South Africa would not have wanted to lose the toss, certainly not on this Nagpur wicket. It meant that Hashim Amla and his team, just like in the previous two Tests, would have to play catch-up or at least be resigned to that fact in the back of their minds with the pitch behaving as if a game had been in progress for three days now.
It wouldn’t have been foolish to suggest that South Africa would have been relying more on spin to pick up wickets rather than pace. The pacers would have had to rely on the doubts caused by uneven bounce or reverse swing to pick up wickets. As Morne Morkel showed, South Africa’s main weapon was still pace, even on a dust bowl.
He started with zest early in the morning, even striking Murali Vijay on the body once, but there was not much else to explore, with the new ball. It was a pitch that was keeping low even when the ball was banged short, meaning South Africa’s pacers needed a change of tact to produce wickets.
And so, just after eight overs, Amla turned to spin. Not to Imran Tahir, who is not seen as a wicket-taking option with the newish ball, but to Simon Harmer and Dean Elgar, eliciting soft cries of shock from onlookers. The pitch was already turning big with puffs of dust blowing up when the ball landed.
It was a made-to-order pitch that had been delivered perfectly for India, who went in with three spinners and the extra batsman in Rohit Sharma, a deviance from Virat Kohli’s preferred strategy of five bowlers. But soon into the first hour on Wednesday (November 25), the rationale behind the move was evident. The extra batsman added some cushion while taking twenty wickets on this pitch was a straightforward ask off the spinners.
Elgar’s left-arm spin was used as an attacking option here by Amla as the game shifted to a distinctly sub-continent mood.
In the first hour, Vijay hogged the strike to almost render Dhawan invisible. Vijay had already attacked Harmer, lofting him over long on for six after missing a similar attempt earlier. When Dhawan tried a similar shot against Elgar, he only managed to spoon it back to the bowler. South Africa could not afford to look beyond spin after that moment. Tahir was brought on soon after the dismissal of Dhawan.
One of the reasons cited for delaying Tahir was his tendency to concede runs in boundaries – a terrible prospect in a game that had all the signs of being a low-scorer, thanks to the pitch.

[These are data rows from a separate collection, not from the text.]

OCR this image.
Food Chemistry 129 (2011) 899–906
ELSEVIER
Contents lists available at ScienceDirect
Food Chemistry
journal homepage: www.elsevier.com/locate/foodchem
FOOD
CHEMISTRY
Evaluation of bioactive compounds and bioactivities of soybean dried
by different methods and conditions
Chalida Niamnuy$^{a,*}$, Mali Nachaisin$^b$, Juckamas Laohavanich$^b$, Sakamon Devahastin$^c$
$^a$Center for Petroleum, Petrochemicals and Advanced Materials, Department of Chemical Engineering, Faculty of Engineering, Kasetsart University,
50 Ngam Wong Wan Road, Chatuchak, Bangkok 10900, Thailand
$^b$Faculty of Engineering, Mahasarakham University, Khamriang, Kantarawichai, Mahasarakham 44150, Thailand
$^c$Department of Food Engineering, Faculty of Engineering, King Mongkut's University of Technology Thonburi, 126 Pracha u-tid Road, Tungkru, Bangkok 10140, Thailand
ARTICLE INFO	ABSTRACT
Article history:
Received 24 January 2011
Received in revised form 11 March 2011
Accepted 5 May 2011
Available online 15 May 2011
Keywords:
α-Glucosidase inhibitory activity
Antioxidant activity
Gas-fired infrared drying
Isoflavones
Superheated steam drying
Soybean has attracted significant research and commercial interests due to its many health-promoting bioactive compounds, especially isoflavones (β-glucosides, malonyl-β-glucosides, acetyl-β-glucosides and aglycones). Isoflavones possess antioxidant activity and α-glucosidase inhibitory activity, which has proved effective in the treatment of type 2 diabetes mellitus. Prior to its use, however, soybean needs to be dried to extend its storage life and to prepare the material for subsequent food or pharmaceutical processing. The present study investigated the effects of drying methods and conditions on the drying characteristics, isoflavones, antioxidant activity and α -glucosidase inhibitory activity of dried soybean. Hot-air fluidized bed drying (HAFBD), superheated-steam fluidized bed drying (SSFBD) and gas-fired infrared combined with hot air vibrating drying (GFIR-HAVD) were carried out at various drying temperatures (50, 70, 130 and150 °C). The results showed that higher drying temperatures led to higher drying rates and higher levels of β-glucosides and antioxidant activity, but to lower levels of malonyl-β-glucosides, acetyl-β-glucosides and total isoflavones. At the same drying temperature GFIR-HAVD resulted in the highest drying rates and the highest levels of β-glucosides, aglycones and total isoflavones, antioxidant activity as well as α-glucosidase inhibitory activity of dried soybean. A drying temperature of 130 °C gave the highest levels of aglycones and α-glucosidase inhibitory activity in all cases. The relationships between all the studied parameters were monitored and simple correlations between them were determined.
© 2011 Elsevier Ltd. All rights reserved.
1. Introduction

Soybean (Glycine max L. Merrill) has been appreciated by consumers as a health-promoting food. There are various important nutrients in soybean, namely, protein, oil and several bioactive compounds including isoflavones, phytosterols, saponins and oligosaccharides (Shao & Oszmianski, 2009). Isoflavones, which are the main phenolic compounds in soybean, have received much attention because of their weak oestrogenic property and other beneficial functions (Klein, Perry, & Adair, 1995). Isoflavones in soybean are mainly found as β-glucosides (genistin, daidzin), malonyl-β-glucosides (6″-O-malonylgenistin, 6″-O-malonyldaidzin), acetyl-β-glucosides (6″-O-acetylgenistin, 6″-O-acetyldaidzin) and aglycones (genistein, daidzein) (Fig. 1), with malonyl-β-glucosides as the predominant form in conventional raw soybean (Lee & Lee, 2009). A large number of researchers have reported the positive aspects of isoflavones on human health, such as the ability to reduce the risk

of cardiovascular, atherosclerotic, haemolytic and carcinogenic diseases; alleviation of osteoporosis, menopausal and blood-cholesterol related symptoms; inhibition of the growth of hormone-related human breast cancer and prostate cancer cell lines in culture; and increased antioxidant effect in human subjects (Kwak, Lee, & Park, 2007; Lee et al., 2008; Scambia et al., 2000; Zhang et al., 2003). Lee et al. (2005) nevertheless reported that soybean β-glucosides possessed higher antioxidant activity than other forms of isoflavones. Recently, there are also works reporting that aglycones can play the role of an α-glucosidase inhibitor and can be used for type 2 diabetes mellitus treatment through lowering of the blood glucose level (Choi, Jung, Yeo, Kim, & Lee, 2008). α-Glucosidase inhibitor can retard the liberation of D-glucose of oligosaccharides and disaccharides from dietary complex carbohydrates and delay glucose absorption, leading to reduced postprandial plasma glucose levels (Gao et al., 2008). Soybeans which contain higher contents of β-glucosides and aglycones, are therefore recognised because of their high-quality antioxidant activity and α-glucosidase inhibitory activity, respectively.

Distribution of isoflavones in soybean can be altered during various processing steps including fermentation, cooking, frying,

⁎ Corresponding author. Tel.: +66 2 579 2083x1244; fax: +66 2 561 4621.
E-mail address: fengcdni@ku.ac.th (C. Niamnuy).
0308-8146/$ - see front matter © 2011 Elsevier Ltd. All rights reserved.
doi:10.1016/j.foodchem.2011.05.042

He lived up to that reputation, conceding two against Pujara in just his second over. He was replaced by Morkel, a move that provided an unexpected break.
Vijay, who seemed to have understood what was needed, was bating on 40 when he missed a delivery that straightened a touch. Morkel was rewarded for attacking the stumps.

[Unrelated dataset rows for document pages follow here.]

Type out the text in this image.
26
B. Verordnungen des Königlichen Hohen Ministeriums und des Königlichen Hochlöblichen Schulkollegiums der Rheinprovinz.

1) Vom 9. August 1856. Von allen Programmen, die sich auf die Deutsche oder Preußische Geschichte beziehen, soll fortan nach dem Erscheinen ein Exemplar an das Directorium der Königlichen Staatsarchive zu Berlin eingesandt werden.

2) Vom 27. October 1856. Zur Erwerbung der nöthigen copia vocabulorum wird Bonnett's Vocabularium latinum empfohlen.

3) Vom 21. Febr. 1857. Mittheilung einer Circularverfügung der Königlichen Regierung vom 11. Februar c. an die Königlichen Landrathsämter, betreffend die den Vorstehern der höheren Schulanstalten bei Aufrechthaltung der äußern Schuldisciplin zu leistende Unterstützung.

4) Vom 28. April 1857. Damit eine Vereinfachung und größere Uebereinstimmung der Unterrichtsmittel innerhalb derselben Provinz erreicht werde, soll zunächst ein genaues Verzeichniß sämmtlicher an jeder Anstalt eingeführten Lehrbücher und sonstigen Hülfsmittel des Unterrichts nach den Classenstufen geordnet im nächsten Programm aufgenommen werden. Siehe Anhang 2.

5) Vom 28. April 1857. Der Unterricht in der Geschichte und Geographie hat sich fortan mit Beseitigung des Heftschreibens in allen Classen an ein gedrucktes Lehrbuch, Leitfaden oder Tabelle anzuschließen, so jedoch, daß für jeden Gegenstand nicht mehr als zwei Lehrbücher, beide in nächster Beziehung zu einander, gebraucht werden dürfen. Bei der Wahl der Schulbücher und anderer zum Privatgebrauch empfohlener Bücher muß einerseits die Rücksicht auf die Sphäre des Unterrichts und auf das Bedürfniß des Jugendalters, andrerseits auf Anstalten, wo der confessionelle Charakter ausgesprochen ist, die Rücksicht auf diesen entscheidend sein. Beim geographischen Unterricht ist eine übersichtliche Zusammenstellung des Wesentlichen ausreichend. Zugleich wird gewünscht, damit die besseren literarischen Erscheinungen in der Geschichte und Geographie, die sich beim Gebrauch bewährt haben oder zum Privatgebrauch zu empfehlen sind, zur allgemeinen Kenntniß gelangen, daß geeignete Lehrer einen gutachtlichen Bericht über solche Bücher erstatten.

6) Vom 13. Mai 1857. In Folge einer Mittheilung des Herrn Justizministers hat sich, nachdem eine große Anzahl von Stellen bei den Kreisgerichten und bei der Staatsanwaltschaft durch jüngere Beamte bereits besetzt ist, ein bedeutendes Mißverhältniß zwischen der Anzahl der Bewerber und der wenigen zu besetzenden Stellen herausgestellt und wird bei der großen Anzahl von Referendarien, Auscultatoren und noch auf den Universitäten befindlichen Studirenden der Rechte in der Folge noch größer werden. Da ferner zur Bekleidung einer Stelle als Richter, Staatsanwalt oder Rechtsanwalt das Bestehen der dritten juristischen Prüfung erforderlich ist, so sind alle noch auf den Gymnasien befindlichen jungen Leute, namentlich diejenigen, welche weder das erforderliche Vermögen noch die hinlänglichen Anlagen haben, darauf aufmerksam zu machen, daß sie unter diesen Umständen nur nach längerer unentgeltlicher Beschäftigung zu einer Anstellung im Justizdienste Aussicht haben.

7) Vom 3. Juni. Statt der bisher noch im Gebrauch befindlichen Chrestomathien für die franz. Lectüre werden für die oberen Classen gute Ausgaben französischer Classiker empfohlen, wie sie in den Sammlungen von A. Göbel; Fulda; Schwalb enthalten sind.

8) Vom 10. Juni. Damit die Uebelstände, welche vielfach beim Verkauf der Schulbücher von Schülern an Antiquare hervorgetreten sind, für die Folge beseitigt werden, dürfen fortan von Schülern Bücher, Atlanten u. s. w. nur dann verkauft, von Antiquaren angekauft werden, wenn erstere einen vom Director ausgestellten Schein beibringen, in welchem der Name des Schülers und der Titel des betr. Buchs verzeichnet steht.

It was the impetus that he needed. Morne’s reverse swing in the second session was revelatory. He, along with offie Simon Harmer, picked four wickets in the afternoon session. Harmer, attacking from round the stumps, finally got one to turn from outside off stump to trap Pujara plumb in front, Morkel broke through Rahane’s prod with a big in-dipper and later set-up Kohli to have him poking out and edging. India’s extra batsman, Rohit Sharma, edged an off-break onto his pads to be caught.
There were enough challenges on offer from the pitch. It also put India’s 85 for just two wickets in the first session into perspective. South Africa needed a session to guage the nature of the wicket and employ tactics suited to it. Those early runs might have just been a boon for the hosts. They will hope that the tail wags long and just enough to frustrate the visitors. South Africa will take heart if they keep India down to less than 200 but they will start their innings, with the puffs of dust and cracks playing on their mind.